Simon Vouet El rapto de Europa, ca. 1640. Óleo sobre lienzo. Museo Thyssen-Bornemisza, Madrid
Hasta prácticamente las últimas décadas del XIX, el Barroco era visto con un cierto desprecio por los intelectuales, que estimaban que el periodo artístico posterior al Renacimiento y previo al Neoclasicismo era una etapa menor marcada por la degeneración y la decadencia. Será el crítico de arte suizo Heinrich Wölfflin el primero que argumente que más que una simple edad histórica, debería ser entendido como una categoría estética contrapuesta a lo clásico, una idea que a partir de entonces empieza a ser valorada con atención. Eugenio d’Ors por ejemplo, la describe como una fuerza en constante lucha contra el canon tradicional, llegando a distinguir a lo largo de los siglos más de veintidós momentos susceptibles de ser considerados barrocos. A partir de la Posmodernidad, el término se asienta como uno de los modelos válidos para definir la cultura contemporánea, en muchos aspectos inestable, cambiante, ilimitada, distorsionada, perversa y caótica como ya señalaba Omar Calabrese en 1989.

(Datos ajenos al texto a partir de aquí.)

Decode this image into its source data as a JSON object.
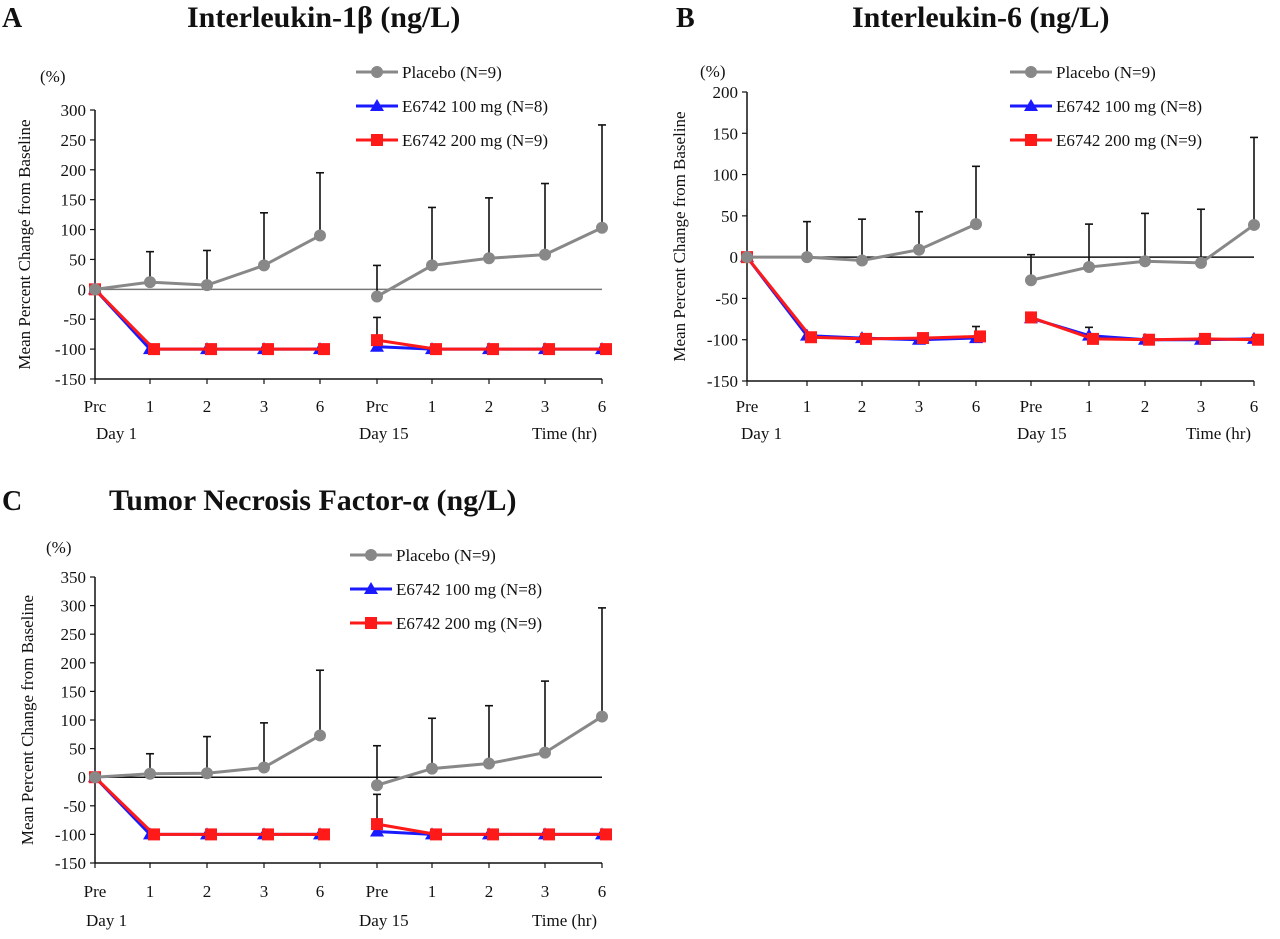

Teniendo en cuenta esto, no es de extrañar entonces que un número considerable de las estrategias de representación que toman los artistas de hoy puedan ser interpretadas desde un punto de vista coincidente con los preceptos expresivos que predominaron en el XVII, una comparación de dos realidades afines que se convierte en el argumento principal de la exposición que Bice Curiger, responsable de la Bienal de Venecia en 2011, comisarió el año pasado para la Kunsthaus de Zúrich y este verano para el museo Guggenheim de Bilbao. La revisión del concepto no es nueva en España, un país donde este tema posee un especial arraigo. De hecho, es pertinente recordar que en 2005 Javier Panera encabezó un ambicioso proyecto para Salamanca denominado Barrocos y Neobarrocos. El infierno de lo bello, una amplia recopilación que compartía algunas similitudes con ésta otra muestra que puede visitarse hasta octubre en Vizcaya. La gran diferencia, y me atrevería a decir que el mayor atractivo de esta cita, es que ahora se confrontan obras del XVII con creaciones actuales, un diálogo entre pasado y presente que permite parangonar de manera desprejuiciada y sin atender a criterios historiográficos trabajos en esencia comunes pero concebidos en sociedades y circunstancias muy diferentes.
El recorrido se ha planteado por capítulos atendiendo a diversos aspectos característicos del Barroco. Curiger ha evitado las cuestiones concerniente al continente (ornamentación, escenografía, pompa, recargamiento…) y se ha centrado en asuntos sustanciales vinculados con actitudes vitales o la exaltación de la naturaleza humana, obras que abordan asuntos delicados como el sexo, el cuerpo, el deseo, lo grotesco, la muerte o la religión desde la ironía y el escepticismo, saltando desde los márgenes las barreras morales que imponen la contención de las formas o lo políticamente correcto. Hay apariciones muy afortunadas, caso de las piezas de Paul McCarthy (los cuatro dibujos de los enanitos de Blancanieves son magníficos), las sarcásticas obras de Urs Fischer o las tiras de cómic de Robert Crumb, particularmente la que homenajea uno de los ciclos satíricos más conocidos de William Hogarth, el Casamiento a la moda (1745). Son también reseñables las pinturas de Dana Schutz o la videoanimación de Nathalie Djurberg, jóvenes autoras muy reconocidas en el extranjero que aparecen no todo lo que debieran por nuestro país. De los cuadros del siglo XVII, destacar una tela espléndida de Poussin como Venus sorprendida por los sátiros (1625), La Carnicería (1555) de Pieter Aertsen, San Sebastián curado por las Santas Mujeres (1621) de José Ribera, La monstrua (1680) de Carreño de Miranda o los detalles de Cornelis Saftleven, que en un tela como Las tentaciones de San Antonio (1629) recuerdan en mucho a El Bosco.
En general, la exposición me parece un acierto y el espectador puede congratularse de las relaciones que se establecen, que son fructíferas y abundantes. Acaso, por matizar algo del itinerario establecido por la comisaria, mencionar que el montaje resulta algo desabrido y encorsetado. Aunque de manera intencionada se han diferenciado las dos facetas que conforman la muestra como si se tratasen de acciones paralelas de una misma narración, quizás hubiese sido más interesante entrecruzar trabajos tradicionales y contemporáneos de modo más directo. Sobre todo, para hacer constatar al visitante tal como se pretende, que las ideas están por encima de los tiempos históricos.